Второе — мы должны иметь низкие издержки за счет эффективности по всем переделам, вертикальной интеграции, низкой себестоимости. Наше металлургическое производство в США должно быть среди 25 процентов самых эффективных активов в мире с точки зрения издержек, российское — в числе лучших 10 процентов. И сырьевые активы тоже должны быть в числе лучших 50 процентов.
Сейчас некоторые в середине, но значительную часть мы готовы сдвинуть влево. “Воркутауголь” демонстрирует хороший прогресс в управлении издержками, “Карельский окатыш” неплохой, но должен быть лучше. Для всех активов должны быть низкий оборотный капитал и разумные капзатраты — мы установили предел в 1 миллиард долларов. Устойчивая здоровая крепкая компания — это и есть наша цель. Поэтому мы столь решительно занимаемся реструктуризацией зарубежных активов, которые не вписываются в эту модель, и развиваем оставшиеся заводы в США.
— То есть новых покупок можно не ждать?
— Нет.
— Как вы оцениваете меры поддержки металлургов, которые сейчас предлагает правительство?

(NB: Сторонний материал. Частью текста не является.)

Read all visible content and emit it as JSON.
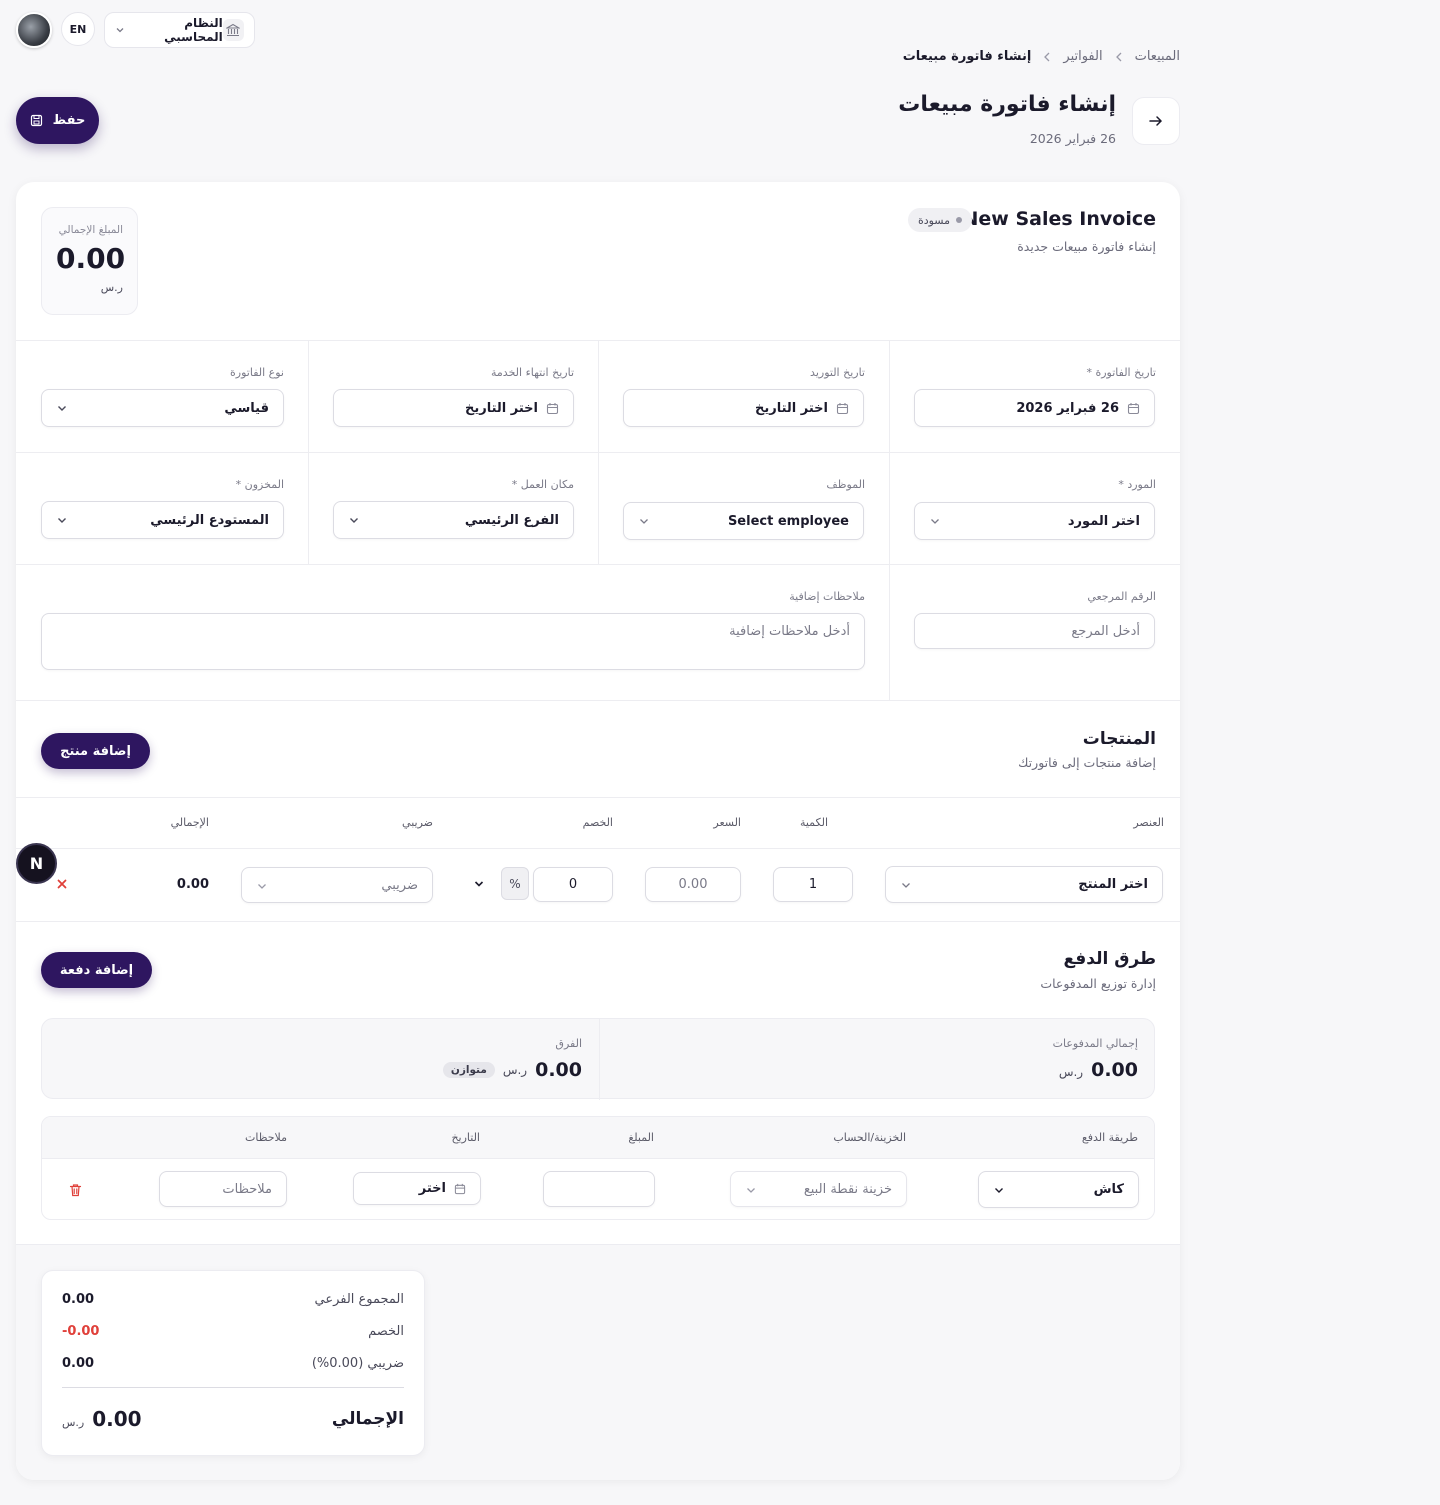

— Призывы покупать российское, ограничивать использование подержанных труб — все это здорово. Все, что государство делает для контроля над издержками, регулирования тарифов и проч., может нам помочь. Чем лучше развивается экономика России, тем нам выгоднее. Но в чем может состоять основная поддержка металлургов? Помощь в развитии рынка. Будет рынок — свое мы возьмем. Дальше уже наша задача — быть эффективными, конкурентоспособными и т. д. И все, что может правительство сделать для развития и поддержания рынка стали, мы очень приветствуем.
— А вам чисто по-человечески не обидно? Вот “Северсталь” держала уровень долга, сокращала издержки, а теперь вам, как руководителю НП “Русская сталь”, приходится отдуваться за всех. Не только заниматься вопросами развития рынка, но и, например, обсуждать помощь таким компаниям, как “Мечел”, которому необходима не просто поддержка рынка, но и помощь с рефинансированием кредитов.
— Я не могу ни на что жаловаться и никому не завидую. Поэтому и не обижаюсь ни на кого. У каждого свой собственный путь. Они выбрали свой — мы все желаем им удачи и процветания. У “Мечела” своя ситуация, они просят об определенных преференциях — и какие-то, наверное, получат. Сейчас я являюсь президентом “Русской стали”. В партнерстве есть внутренняя система ротации: президент и председатель меняются через год (может быть, сейчас будет через два). Мы консолидируем мнение отрасли для защиты наших общих системных интересов. Не то чтобы мне приходится отдуваться — просто сейчас мой черед активно участвовать в этих процессах.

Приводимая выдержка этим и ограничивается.